Deux de nos lecteurs ont assisté à cette réunion. Voici leur témoignage :
Nous montons à l’étage et, après être passés par une antichambre où les portraits des maçons prestigieux sont exposés, nous entrons dans le temple et nous installons au deuxième rang, sur une série de chaises installées à même le damier. La conférence se présente donc comme une sorte de séance ouverte au public ; les maçons sont d’ailleurs très nombreux et ceux de l’obédience locale sont d’ailleurs assis à leur place. Impression étrange qu’ils sont « entre frères » et qu’ils se connaissent tous. Nous sommes très vite repérés comme éléments hostiles du simple fait de notre apparence et de notre attitude non complaisante.
Les deux barbouzes s’installent (bien sûr) à côté de nous.
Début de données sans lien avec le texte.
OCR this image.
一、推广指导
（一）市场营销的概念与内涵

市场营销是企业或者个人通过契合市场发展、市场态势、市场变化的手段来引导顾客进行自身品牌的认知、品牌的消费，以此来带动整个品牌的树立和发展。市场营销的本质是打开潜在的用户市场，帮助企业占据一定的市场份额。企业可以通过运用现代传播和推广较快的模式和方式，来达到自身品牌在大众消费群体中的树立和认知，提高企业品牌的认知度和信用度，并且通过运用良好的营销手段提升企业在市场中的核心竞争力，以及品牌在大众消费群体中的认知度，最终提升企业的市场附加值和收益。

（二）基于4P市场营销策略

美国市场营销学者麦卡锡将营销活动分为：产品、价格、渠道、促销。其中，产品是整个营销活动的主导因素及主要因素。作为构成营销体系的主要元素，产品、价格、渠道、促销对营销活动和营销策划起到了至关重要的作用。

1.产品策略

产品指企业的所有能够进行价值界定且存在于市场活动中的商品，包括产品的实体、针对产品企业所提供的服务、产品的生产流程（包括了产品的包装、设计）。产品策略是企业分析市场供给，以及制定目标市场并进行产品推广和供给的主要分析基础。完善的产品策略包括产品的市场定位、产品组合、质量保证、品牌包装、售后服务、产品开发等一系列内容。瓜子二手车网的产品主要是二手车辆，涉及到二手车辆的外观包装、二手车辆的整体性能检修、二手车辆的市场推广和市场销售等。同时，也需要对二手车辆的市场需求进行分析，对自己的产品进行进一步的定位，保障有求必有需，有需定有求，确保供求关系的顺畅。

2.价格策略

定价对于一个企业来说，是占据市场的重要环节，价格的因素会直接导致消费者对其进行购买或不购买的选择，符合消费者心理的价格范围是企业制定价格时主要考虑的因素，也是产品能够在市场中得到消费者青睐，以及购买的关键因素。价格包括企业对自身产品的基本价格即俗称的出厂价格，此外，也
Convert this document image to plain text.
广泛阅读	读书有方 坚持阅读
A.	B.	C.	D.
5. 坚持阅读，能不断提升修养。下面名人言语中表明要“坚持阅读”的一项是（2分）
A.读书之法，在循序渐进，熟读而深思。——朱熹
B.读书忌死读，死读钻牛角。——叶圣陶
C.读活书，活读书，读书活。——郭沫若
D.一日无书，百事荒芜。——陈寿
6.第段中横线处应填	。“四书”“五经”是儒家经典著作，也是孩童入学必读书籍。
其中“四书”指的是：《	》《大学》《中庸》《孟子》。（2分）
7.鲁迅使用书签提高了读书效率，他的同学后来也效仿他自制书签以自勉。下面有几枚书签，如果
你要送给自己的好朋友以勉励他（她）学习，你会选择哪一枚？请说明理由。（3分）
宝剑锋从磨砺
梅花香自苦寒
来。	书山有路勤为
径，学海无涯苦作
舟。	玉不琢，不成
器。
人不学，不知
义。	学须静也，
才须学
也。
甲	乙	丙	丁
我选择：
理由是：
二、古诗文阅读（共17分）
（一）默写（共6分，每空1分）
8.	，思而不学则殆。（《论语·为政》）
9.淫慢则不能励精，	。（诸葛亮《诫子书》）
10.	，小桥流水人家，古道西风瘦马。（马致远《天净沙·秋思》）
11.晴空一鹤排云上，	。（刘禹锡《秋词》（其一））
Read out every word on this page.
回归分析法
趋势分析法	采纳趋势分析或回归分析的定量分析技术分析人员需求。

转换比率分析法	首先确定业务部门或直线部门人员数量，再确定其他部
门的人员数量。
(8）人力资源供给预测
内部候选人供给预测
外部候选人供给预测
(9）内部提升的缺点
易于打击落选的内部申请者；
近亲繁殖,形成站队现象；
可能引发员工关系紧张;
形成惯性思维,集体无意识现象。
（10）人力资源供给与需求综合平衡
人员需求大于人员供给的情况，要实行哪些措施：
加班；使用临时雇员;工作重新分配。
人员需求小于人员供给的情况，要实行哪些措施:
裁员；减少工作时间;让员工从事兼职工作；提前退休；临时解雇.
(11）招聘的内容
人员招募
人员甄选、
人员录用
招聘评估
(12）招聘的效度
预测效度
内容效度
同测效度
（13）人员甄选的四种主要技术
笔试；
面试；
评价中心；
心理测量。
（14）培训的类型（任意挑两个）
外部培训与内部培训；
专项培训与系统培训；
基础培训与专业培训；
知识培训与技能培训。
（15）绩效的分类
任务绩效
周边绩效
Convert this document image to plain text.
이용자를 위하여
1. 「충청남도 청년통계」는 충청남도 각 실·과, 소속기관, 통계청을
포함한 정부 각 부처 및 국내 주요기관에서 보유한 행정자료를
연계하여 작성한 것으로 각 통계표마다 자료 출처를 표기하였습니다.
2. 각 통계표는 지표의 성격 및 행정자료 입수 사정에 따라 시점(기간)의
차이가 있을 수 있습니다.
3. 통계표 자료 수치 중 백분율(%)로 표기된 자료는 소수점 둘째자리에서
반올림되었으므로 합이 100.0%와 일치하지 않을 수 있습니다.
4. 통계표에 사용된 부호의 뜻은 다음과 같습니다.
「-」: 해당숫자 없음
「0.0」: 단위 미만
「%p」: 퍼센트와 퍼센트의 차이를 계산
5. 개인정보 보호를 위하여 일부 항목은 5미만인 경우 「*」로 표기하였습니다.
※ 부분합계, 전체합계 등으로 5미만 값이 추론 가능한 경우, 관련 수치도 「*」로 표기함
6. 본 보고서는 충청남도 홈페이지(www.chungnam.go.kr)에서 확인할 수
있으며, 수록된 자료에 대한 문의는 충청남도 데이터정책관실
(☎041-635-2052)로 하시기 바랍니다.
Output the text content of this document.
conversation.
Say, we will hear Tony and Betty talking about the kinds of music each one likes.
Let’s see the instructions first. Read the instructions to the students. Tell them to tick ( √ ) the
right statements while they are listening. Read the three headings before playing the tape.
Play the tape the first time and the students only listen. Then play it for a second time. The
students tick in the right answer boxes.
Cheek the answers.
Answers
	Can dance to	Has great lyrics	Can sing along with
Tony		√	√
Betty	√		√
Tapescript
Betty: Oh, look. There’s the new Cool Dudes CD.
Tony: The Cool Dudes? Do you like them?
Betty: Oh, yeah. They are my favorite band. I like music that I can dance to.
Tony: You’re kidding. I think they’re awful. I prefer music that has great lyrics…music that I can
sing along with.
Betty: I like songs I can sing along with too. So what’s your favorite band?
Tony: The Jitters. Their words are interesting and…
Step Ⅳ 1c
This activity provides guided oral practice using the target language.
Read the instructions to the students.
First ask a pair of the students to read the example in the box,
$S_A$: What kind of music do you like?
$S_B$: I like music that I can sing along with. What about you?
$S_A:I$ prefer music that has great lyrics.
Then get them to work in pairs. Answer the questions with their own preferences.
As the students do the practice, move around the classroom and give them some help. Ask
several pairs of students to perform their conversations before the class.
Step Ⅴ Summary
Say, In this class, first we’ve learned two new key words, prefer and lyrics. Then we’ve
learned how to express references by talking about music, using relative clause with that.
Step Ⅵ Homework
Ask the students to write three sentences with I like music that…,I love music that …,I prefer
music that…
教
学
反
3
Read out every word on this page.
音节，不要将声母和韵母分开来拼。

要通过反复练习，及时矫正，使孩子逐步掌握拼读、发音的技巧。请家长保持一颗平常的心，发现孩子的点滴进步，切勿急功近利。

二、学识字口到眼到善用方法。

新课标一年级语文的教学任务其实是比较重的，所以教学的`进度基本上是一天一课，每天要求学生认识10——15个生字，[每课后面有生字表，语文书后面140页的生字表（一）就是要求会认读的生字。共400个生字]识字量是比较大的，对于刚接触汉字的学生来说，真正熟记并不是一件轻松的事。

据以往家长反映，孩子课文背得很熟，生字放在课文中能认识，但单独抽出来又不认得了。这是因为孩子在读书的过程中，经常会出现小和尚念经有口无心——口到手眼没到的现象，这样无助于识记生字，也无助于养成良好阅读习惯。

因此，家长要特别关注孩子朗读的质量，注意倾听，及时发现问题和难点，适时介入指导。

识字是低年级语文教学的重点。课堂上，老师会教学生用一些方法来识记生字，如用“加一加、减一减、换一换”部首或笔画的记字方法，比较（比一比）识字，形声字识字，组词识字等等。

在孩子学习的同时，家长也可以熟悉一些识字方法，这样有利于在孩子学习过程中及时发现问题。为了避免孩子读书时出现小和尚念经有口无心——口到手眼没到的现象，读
Ils passeront l’intégralité de à la conférence à nous fixer et vont nous suivre partout jusque dans les toilettes (situées dans ce que les maçons ont appelé la « salle humide », où se préparait d’ailleurs la sauterie post-conférence) avec nouveau contrôle d’identité à la sortie – la raison est que nous n’avons « pas le profil ».
Après de longues minutes où nous pouvons admirer l’agencement du temple (l’ensemble fait d’ailleurs faux et miteux ; les statues et les colonnes sont en plâtre et s’effritent, une impression de fin de règne en somme...), les interventions commencent bientôt et Daniel Keller prend place à côté du président du chapitre de Lille qui lui siège sur un trône ; les conférenciers interviennent sur ce qu’ils appellent la « résurgence de l’anti-maçonnisme ».
Plusieurs observations générales :
*les intervenants sont des maçons et s’adressent à des maçons avec des codes maçons ; derrière ce qui s’avère être une monumentale opération d’enfumage, d’autres informations ont donc pu être glissées sans que nous, profanes, ne puissions les comprendre.
*ces conférences ne visent absolument pas à contrer les arguments des anti-maçons ou à expliquer pourquoi ils ont tort ; le bien fondé des positions maçonniques et l’iniquité des adversaires est un postulat a priori ; le ton sera d’ailleurs celui de la victimisation permanente, les maçons étant d’après eux un groupe innocent ne cherchant depuis toujours que le bien de l’humanité et qui furent injustement persécutés en tous temps et en tous lieux jusque dans les pays où ils sont les plus puissants (États-Unis, Angleterre).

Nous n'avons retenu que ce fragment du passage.